While the FOMC Minutes captured the market’s attention, for your scribe the most instructive comments came from the Fed’s Dudley who serves as the FOMC vice-chair in his fireside chat overnight. He noted that “there’s more slack in the labor market than is suggested by just the unemployment rate” and with inflation below target “we can be quite gentle as we go in terms of gradually removing monetary policy accommodation”. That suggests after a likely December hike, it’s going to be a very gentle tightening cycle until the Fed see’s evidence of inflation picking up to 2% or wages growth at or exceeding 3% (Fischer has echoed similar words in recent weeks).

Against that backdrop, US Treasury yields were 1.2 bps higher to 1.78%, with an earlier increase up to 1.80% unwound following Dudley’s remarks and the Minutes. Other major sovereign bond yields essentially followed the moves by Treasuries the previous day, with German Bund yields up 4.2 bps to 0.1%. UK Gilt yields rose by a greater magnitude, up 6.4bps to 1.0% helped along by comments by Prime Minister May.

There was little data out overnight, with only US Job Opening figures (JOLTS) which fell 6.7% August. Although below consensus, it was viewed as merely compensating for extraordinary levels and importantly, the quit rate was unchanged at 2.1% – suggestive of a tight labour market

In the FX space, it’s a story of very slight US dollar strength with the US dollar up 0.2% across the board. Amongst G10 currencies, the outperformer was the British Pound, up 0.7% and unwinding some of yesterday’s sharp 1.9% fall. Most of that price action occurred in the Asian time zone following a report that PM May had accepted that Parliament should be allowed to vote on Brexit. That story was later clarified with Parliament not voting on trigging Article 50 (the formal Brexit instrument), but rather on having a discussion on the plans for Brexit.

The AUD also outperformed, holding onto its gains, up 0.3%. That move was helped by a higher CNY fix against a fairly stable RMB basket, along with reports that the Q4 Coking Coal Contract price in Australia had been set at $200 a tonne, a massive 100% increase on Q3! Very rough back of the envelope calculations suggest that could boost export earnings by up to $1bn a month, and potentially halve the monthly trade deficit.

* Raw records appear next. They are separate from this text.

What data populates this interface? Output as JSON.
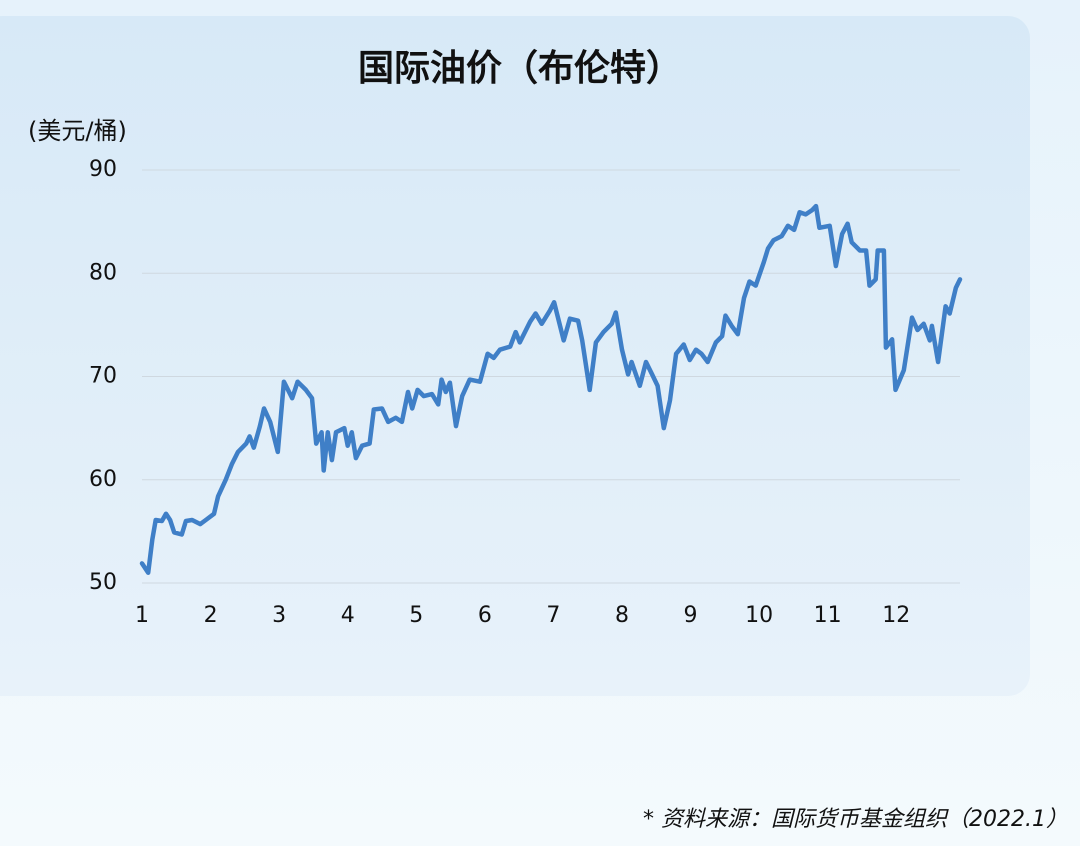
{
  "chart_data": {
    "type": "line",
    "title": "国际油价（布伦特）",
    "y_label": "(美元/桶)",
    "source": "* 资料来源：国际货币基金组织（2022.1）",
    "color": "#3f7fc7",
    "x": [
      1.0,
      1.09,
      1.15,
      1.2,
      1.29,
      1.35,
      1.41,
      1.47,
      1.58,
      1.64,
      1.73,
      1.85,
      1.93,
      2.05,
      2.11,
      2.22,
      2.31,
      2.4,
      2.52,
      2.57,
      2.63,
      2.72,
      2.78,
      2.87,
      2.98,
      3.07,
      3.19,
      3.27,
      3.39,
      3.48,
      3.54,
      3.62,
      3.65,
      3.71,
      3.77,
      3.83,
      3.95,
      4.0,
      4.06,
      4.12,
      4.21,
      4.32,
      4.38,
      4.5,
      4.59,
      4.7,
      4.79,
      4.88,
      4.94,
      5.02,
      5.11,
      5.23,
      5.32,
      5.37,
      5.43,
      5.49,
      5.58,
      5.67,
      5.78,
      5.93,
      6.04,
      6.13,
      6.22,
      6.37,
      6.45,
      6.51,
      6.66,
      6.74,
      6.83,
      6.95,
      7.01,
      7.15,
      7.24,
      7.36,
      7.42,
      7.53,
      7.62,
      7.73,
      7.85,
      7.91,
      8.0,
      8.09,
      8.14,
      8.26,
      8.35,
      8.44,
      8.52,
      8.61,
      8.7,
      8.79,
      8.9,
      8.99,
      9.08,
      9.16,
      9.25,
      9.37,
      9.46,
      9.51,
      9.6,
      9.69,
      9.78,
      9.86,
      9.95,
      10.07,
      10.13,
      10.21,
      10.33,
      10.42,
      10.51,
      10.59,
      10.68,
      10.77,
      10.83,
      10.88,
      11.03,
      11.12,
      11.21,
      11.29,
      11.35,
      11.47,
      11.56,
      11.61,
      11.7,
      11.73,
      11.82,
      11.85,
      11.94,
      11.99,
      12.11,
      12.23,
      12.31,
      12.4,
      12.49,
      12.52,
      12.61,
      12.72,
      12.78,
      12.87,
      12.93
    ],
    "values": [
      51.9,
      51.0,
      54.2,
      56.1,
      56.0,
      56.7,
      56.1,
      54.9,
      54.7,
      56.0,
      56.1,
      55.7,
      56.1,
      56.7,
      58.4,
      60.0,
      61.5,
      62.7,
      63.5,
      64.2,
      63.1,
      65.2,
      66.9,
      65.6,
      62.7,
      69.5,
      67.9,
      69.5,
      68.7,
      67.9,
      63.5,
      64.6,
      60.9,
      64.6,
      61.9,
      64.6,
      65.0,
      63.3,
      64.6,
      62.1,
      63.3,
      63.5,
      66.8,
      66.9,
      65.6,
      66.0,
      65.6,
      68.5,
      66.9,
      68.7,
      68.1,
      68.3,
      67.3,
      69.7,
      68.5,
      69.4,
      65.2,
      68.1,
      69.7,
      69.5,
      72.2,
      71.8,
      72.6,
      72.9,
      74.3,
      73.3,
      75.3,
      76.1,
      75.1,
      76.4,
      77.2,
      73.5,
      75.6,
      75.4,
      73.5,
      68.7,
      73.3,
      74.3,
      75.1,
      76.2,
      72.6,
      70.2,
      71.4,
      69.1,
      71.4,
      70.2,
      69.1,
      65.0,
      67.7,
      72.2,
      73.1,
      71.6,
      72.6,
      72.2,
      71.4,
      73.3,
      73.9,
      75.9,
      74.9,
      74.1,
      77.6,
      79.2,
      78.8,
      81.1,
      82.4,
      83.2,
      83.6,
      84.6,
      84.2,
      85.9,
      85.7,
      86.1,
      86.5,
      84.4,
      84.6,
      80.7,
      83.8,
      84.8,
      83.0,
      82.2,
      82.2,
      78.8,
      79.4,
      82.2,
      82.2,
      72.8,
      73.6,
      68.7,
      70.6,
      75.7,
      74.5,
      75.1,
      73.5,
      74.9,
      71.4,
      76.8,
      76.1,
      78.6,
      79.4
    ],
    "xlim": [
      1,
      12.93
    ],
    "xticks": [
      1,
      2,
      3,
      4,
      5,
      6,
      7,
      8,
      9,
      10,
      11,
      12
    ],
    "ylim": [
      50,
      90
    ],
    "yticks": [
      50,
      60,
      70,
      80,
      90
    ],
    "grid": true
  }
}
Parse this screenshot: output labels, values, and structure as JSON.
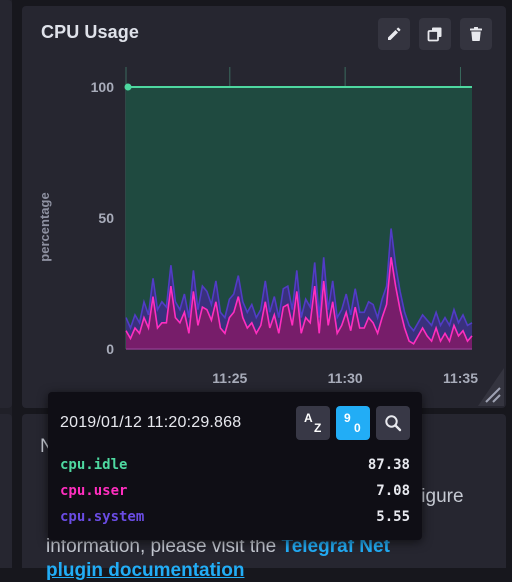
{
  "cell": {
    "title": "CPU Usage",
    "buttons": {
      "edit": "pencil-icon",
      "clone": "clone-icon",
      "delete": "trash-icon"
    }
  },
  "chart_data": {
    "type": "area",
    "ylabel": "percentage",
    "xlabel": "",
    "yticks": [
      0,
      50,
      100
    ],
    "ylim": [
      0,
      100
    ],
    "xticks": [
      "11:25",
      "11:30",
      "11:35"
    ],
    "x_range": [
      "11:20:30",
      "11:35:30"
    ],
    "grid": true,
    "series": [
      {
        "name": "cpu.idle",
        "color": "#4ed8a0",
        "values": [
          100,
          100
        ]
      },
      {
        "name": "cpu.system",
        "color": "#513cc6",
        "values": [
          12,
          8,
          13,
          10,
          18,
          13,
          27,
          15,
          18,
          16,
          32,
          18,
          15,
          21,
          12,
          30,
          15,
          24,
          22,
          17,
          26,
          14,
          12,
          19,
          21,
          28,
          18,
          14,
          17,
          12,
          15,
          26,
          14,
          20,
          12,
          23,
          24,
          15,
          30,
          12,
          19,
          16,
          33,
          12,
          35,
          15,
          26,
          12,
          15,
          21,
          13,
          23,
          14,
          14,
          18,
          17,
          12,
          19,
          24,
          46,
          32,
          22,
          14,
          9,
          7,
          10,
          13,
          11,
          9,
          14,
          9,
          12,
          9,
          15,
          10,
          13,
          9,
          10
        ]
      },
      {
        "name": "cpu.user",
        "color": "#ff2ebf",
        "values": [
          7,
          4,
          8,
          6,
          12,
          8,
          20,
          8,
          10,
          10,
          24,
          12,
          10,
          14,
          6,
          22,
          9,
          16,
          15,
          11,
          18,
          8,
          6,
          12,
          14,
          20,
          12,
          8,
          10,
          6,
          9,
          18,
          8,
          13,
          6,
          16,
          17,
          9,
          22,
          6,
          12,
          10,
          24,
          6,
          26,
          9,
          18,
          6,
          9,
          14,
          7,
          16,
          8,
          8,
          12,
          10,
          6,
          12,
          17,
          35,
          24,
          15,
          8,
          3,
          2,
          5,
          8,
          5,
          3,
          8,
          3,
          6,
          3,
          9,
          5,
          7,
          3,
          5
        ]
      }
    ]
  },
  "tooltip": {
    "timestamp": "2019/01/12 11:20:29.868",
    "sort_alpha": {
      "top": "A",
      "bottom": "Z"
    },
    "sort_numeric": {
      "top": "9",
      "bottom": "0"
    },
    "search_icon": "search-icon",
    "rows": [
      {
        "name": "cpu.idle",
        "value": "87.38",
        "color": "#4ed8a0"
      },
      {
        "name": "cpu.user",
        "value": "7.08",
        "color": "#ff2ebf"
      },
      {
        "name": "cpu.system",
        "value": "5.55",
        "color": "#6a4ce4"
      }
    ]
  },
  "bottom_cell": {
    "fragment_1": "N",
    "fragment_2": "figure",
    "fragment_3": "information, please visit the",
    "link_1": "Telegraf Net",
    "link_2": "plugin documentation"
  }
}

Equities were mixed overnight. US equities rose with the S&P500 up 0.2%, but European equities fell with the DAX down 0.5% and the FTSE also down 0.7%. Oil fell another 1% last night, to $US50.27 (WTI measure), with doubts over the OPEC production cap and Russia’s participation, despite OPEC indicating that talks with Russia had been “very constructive”.

Coming Up

This morning in Australia we get Consumer Inflation Expectations. While not usually market moving, it is worth watching out for given that inflation expectations has been grinding lower and is important for the outlook for monetary policy.

Across the ditch there is a swath of data, though mostly second tier, including: ANZ Job Advertisements; Manufacturing PMI; Food Prices; and ANZ Consumer Confidence. The REINZ House Sales was out as this goes to print and was down 9.5% in the month.

As for the international data, the pick will be Chinese trade figures. Otherwise a very quiet session ahead.

Overnight

On global stock markets, the S&P 500 was +0.16%. Bond markets saw US 10-years +1.24bp to 1.78%. In commodities, Brent crude oil -0.93% to $51.92, gold+0.1% to $1,254, iron ore -0.9% to $57.16. AUD is at 0.7568 and the range since yesterday 5pm Sydney time is 0.7552 to 0.7588.